HAYAT KISA… EĞER DEME…
Amerikalı bir köşe yazarı olan Erma Bombeck, hayat hakkında ve komik köşe yazılarıyla bilinen meşhur bir yazardır. Çok satanlar listesine girmiş on beş kitabı var. Çocuk, kadın ve aile konulu makaleleriyle tanınmıştır. Hayata mücadeleci bakışına rağmen, kansere yenik düştü. En etkili makalelerinden biri 1996 yılında kansere yakalanmadan önceki yazdığıdır. Son makalelerinden biri olan bu makale, hayat hakkında eğer diyerek, müthiş notlar sunmaktaydı.  Bu makalesini sizlerle paylaşmak istedim.

“Hayatımı yeniden yaşayabilseydim eğer;
Hastayken yatağa girer dinlenirdim…
Ben olmadığım zaman her şey kötüye gidecek diye düşünmezdim…
Gül şeklindeki pembe mumu saklamaz yakardım…
Daha az konuşur, ama daha çok dinlerdim!
Yerler kirlense, masa örtüm lekelense bile daha çok arkadaşımı akşam yemeğine davet ederdim…
Oturma odasında TV seyrederken, patlamış mısır yer, yerler leke olacak diye korkmazdım…
Bana gençliğimi anlatmaya çalışan dedeme daha çok vakit ayırırdım…
Kocamın sorumluluklarını daha çok paylaşırdım…
Saçım bozulmasın diye, arabanın camını kapatmazdım…
Eteğimin lekelenmesine aldırmadan çimlere otururdum…
Televizyon seyrederken daha az, hayata bakarken daha çok ağlar ve gülerdim…
Ömür boyu garantilidir denilen hiçbir şeyi satın almazdım…
Hamileliğimim bir an önce sona erip, doğum yapmayı dilemek yerine, hamile olduğum her anın tadını çıkarırdım.
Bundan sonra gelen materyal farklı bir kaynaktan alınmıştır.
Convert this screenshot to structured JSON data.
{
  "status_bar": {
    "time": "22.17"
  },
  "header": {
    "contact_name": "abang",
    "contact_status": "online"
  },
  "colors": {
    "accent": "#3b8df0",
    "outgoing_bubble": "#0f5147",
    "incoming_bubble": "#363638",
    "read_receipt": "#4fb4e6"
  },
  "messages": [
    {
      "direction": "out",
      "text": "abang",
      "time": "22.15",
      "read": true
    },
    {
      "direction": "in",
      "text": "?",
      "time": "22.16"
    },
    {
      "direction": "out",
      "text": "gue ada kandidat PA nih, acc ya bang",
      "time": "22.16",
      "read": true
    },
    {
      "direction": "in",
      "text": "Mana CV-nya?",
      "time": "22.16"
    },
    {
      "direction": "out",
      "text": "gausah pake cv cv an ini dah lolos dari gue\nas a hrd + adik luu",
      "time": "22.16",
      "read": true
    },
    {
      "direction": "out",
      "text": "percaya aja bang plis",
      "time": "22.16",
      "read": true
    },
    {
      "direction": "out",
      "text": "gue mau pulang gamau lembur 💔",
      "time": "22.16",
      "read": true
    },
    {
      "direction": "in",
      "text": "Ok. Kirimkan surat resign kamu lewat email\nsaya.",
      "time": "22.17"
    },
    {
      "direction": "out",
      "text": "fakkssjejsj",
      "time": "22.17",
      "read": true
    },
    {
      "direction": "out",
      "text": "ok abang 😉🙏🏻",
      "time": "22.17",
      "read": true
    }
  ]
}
Bu, harikulade bir olay…
Çocuklarım beni öpmek istediklerinde, asla ‘önce git elini yüzünü yıka’ demezdim. Onlara daha çok ‘seni seviyorum’ ondan daha çok ‘özür dilerim’ derdim…
Ama başka bir hayat vesilesiydi en çok yapacağım şey; her dakikasını değerlendirmek olurdu!..
Dikkatle bak… Gerçekten gör… Yaşa… Vazgeçme…
Küçük şeyler için şikayet etmekten vazgeç!
Bana benzemeyenler, benden daha çok şeye sahip olanlar ve kimin ne yaptığı beni ilgilendirmezdi. Bunun yerine, ilişkilerimi güçlendirmeye çalışırdım…
Sahip olduğunuz ruhsal, fiziksel ve duygusal her şey için şükredin!
Tek bir hayatınız var ve bir gün sona eriyor…
Umarım her gününüzü değerlendirirsiniz…” diyor yazar.

Doğmak, yaşamak..  Hayat, yürünen bir yoldur. Bu yolun her yeri sıfır asfalt değil; çakıl taşlarının bulunduğu kısımlar, toprak olan kısımlar, hatta çıplak ayakla bastığımızda ayağımıza batacak dikenlerin bulunduğu, arabaların lastiğini patlatacak demir çivilerin olduğu kısımlar var. Hayata dair sıkıntılar üzüntüler bunlar.. Bunların yanında Allah’ın bize verdiği, yaşamak için gerekli her şeyler/nimetler de var. “Mihnete (sıkıntıya) şükretmeyen, nimete(ekmeğe) şükretmez…”
Hoş kalın. 7 Kasım 2018, Ankara. İsmet Kadıoğlu.